The world’s no.2 economy exited recession in the second quarter of 2009 but there have been fears that the return of deflation could stall growth within the economy.
A short period of deflation (where prices fall rather than increase) could be a serious threat to the economy because it deters consumers and businesses from spending in expectation of falling prices.
Deflation was a problem for Japan during its so-called “Lost Decade” in the 1990s in which the economy struggled with falling prices.
Meanwhile, the Bank of Japan policy board voted unanimously to retain interest rates at the low level and in a statement, it said: “Japan’s economy is picking up mainly due to various policy measures taken at home and abroad, although there is not yet sufficient momentum to support a self-sustaining recovery in domestic private demand.”
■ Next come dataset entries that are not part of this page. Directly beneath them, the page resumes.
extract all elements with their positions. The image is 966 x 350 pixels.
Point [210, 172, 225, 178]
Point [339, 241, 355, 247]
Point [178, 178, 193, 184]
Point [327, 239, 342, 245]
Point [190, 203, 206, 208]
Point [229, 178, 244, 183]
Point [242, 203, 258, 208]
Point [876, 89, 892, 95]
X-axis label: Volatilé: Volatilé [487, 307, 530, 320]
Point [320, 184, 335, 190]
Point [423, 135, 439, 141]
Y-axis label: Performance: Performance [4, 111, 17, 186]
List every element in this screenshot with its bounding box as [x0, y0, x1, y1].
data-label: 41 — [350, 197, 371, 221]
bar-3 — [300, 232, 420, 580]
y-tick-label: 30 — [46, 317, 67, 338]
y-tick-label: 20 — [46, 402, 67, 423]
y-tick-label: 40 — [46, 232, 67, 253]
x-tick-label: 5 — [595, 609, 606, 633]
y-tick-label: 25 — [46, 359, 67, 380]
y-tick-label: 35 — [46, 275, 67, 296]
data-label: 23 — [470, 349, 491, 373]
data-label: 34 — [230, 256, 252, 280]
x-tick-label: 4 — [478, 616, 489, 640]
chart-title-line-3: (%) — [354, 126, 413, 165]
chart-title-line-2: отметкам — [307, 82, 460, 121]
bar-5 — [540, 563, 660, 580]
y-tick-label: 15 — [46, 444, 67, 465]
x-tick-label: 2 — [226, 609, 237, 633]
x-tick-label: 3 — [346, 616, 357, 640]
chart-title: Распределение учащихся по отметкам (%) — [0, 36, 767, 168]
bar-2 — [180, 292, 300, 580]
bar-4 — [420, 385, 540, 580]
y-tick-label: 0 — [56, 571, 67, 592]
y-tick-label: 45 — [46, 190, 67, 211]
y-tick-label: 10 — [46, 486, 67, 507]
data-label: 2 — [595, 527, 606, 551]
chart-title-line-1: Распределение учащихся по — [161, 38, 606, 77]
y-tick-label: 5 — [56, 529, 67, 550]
It added: “The bank recognises that it is a critical challenge for Japan’s economy to overcome deflation and return to a sustainable growth path with price stability.”
The board added it expected Japan’s economy to contract by 2.5% for the current financial year, while growth of 1.3% for the 2010-2011 financial year has been estimated.
Meanwhile, not only is the economy battling to overcome deflation, there have been concerns about a strong yen.
While a strong yen is good news for the economy, it makes Japanese exports less competitive - but means imports are more affordable to Japanese consumers. Exports are a key to the economy‘s recovery.
In November, the yen reached a 14-year high against the US dollar and, at the time, there was speculation that the Government would take action.
However, Japan has not intervened on foreign exchange markets in six years, allowing the yen to find its own level.